Apart from the easy availability of guns, questions that are raised across the world today is, ‘what triggers such an act?’ Is it a deranged mind that is set off by radical religious ideology? Ideology that condemns gay people as being ungodly and sinful and who therefore deserve to die? That ISIS sympathizers have reacted by praising the attack only goes to show just how radicalized Islam itself has become. A shocked President Obama called the shooting an act of terror and act of hate. Indeed Mateens act reveal the difficulty in addressing a new style of terrorism: violence partly inspired by the Islamic State but not directed by its leaders.
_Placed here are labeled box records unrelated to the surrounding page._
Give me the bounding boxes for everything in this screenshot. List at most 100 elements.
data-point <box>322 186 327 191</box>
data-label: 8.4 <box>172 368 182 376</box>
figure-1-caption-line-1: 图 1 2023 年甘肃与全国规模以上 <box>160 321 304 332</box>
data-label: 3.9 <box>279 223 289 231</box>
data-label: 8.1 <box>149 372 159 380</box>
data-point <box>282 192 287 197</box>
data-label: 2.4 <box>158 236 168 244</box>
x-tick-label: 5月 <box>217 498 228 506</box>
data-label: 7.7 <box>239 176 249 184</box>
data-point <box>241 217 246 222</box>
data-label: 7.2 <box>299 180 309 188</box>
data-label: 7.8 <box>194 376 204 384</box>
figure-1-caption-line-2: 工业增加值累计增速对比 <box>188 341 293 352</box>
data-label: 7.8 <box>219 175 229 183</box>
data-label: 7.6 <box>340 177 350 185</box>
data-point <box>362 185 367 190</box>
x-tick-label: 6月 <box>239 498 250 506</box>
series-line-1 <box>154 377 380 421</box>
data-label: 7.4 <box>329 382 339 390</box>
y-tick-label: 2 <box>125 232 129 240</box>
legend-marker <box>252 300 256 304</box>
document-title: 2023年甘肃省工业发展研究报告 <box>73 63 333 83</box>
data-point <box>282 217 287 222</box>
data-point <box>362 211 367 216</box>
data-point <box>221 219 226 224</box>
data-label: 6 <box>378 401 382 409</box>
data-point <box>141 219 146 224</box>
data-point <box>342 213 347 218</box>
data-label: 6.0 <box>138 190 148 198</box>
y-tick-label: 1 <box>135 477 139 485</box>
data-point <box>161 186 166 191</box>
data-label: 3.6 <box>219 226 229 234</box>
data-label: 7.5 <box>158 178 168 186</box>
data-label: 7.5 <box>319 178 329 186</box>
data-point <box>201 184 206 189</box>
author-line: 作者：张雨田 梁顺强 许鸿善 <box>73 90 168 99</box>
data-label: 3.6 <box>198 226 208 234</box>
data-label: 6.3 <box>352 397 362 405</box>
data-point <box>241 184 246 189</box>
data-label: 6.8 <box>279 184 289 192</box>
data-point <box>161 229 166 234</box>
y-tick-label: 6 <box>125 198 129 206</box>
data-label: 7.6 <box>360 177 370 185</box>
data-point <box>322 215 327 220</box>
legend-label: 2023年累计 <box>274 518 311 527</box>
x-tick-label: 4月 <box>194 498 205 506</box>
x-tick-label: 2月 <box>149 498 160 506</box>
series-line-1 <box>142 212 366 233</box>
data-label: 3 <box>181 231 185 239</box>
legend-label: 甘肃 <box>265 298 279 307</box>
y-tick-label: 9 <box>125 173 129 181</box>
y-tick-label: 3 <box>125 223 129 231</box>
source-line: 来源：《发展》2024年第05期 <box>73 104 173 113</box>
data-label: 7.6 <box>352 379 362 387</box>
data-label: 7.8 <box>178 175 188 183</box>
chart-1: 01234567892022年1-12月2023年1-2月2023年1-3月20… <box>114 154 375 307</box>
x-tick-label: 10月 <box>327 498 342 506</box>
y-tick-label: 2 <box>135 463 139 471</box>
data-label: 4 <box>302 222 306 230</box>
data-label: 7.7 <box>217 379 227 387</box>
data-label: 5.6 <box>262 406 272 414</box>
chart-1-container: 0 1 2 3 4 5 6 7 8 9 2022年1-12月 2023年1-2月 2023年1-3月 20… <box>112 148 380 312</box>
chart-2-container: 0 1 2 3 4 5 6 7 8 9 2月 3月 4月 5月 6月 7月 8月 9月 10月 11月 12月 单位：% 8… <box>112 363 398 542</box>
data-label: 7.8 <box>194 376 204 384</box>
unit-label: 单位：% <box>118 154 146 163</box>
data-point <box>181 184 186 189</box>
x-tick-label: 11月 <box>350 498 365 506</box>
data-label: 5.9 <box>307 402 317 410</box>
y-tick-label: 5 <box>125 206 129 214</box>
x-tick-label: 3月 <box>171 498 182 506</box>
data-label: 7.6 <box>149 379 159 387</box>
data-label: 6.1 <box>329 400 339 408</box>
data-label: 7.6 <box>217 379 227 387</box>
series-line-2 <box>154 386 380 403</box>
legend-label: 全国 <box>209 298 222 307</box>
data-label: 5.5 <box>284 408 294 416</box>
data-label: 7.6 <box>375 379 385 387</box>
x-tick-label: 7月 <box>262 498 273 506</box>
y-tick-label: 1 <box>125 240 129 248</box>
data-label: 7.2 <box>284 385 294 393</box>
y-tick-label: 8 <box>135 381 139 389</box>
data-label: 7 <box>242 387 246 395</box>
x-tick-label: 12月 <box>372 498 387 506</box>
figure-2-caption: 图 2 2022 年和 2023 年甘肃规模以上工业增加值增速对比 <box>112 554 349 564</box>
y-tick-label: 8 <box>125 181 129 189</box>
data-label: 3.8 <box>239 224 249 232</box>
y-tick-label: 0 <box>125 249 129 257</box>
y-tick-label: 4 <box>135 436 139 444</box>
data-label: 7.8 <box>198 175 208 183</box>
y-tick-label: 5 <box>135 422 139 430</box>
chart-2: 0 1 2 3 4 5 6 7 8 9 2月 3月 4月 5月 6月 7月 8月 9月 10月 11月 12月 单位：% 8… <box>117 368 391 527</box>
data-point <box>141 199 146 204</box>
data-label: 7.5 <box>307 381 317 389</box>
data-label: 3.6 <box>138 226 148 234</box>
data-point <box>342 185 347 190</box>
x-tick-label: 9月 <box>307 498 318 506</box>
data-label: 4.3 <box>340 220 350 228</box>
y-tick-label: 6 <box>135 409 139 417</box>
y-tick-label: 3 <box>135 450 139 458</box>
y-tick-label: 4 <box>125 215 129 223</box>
In America, reaction to the human tragedy has evoked a range of opinions. While gun violence often polarizes people into camps that condemn the idea of easy availability of fire arms and terrorist attacks unites countries in grief and resolve, Orlando defies these positions. Donald Trump, the Republican presidential nominee has used this incident to call for a ban on Muslim immigration even while expressing his empathy for gay people. Obviously both positions are aimed at winning votes. Hillary Clinton his rival has been more measured in her comments. America at this juncture requires serious introspection on gun laws and of on dealing with radical religious fundamentalism that is taking root in its soil. But remarks such as the kind mouthed by Donald Trump on Muslims per se could result in more hate crimes as fundamentalists hardly use logic. They are driven by hatred and ideology. It’s a complex world that requires a more complex set of political skills to run the country, any country! Those skills are found wanting, even as dysfunctional individuals run amok! We are looking at a grim, unsafe future.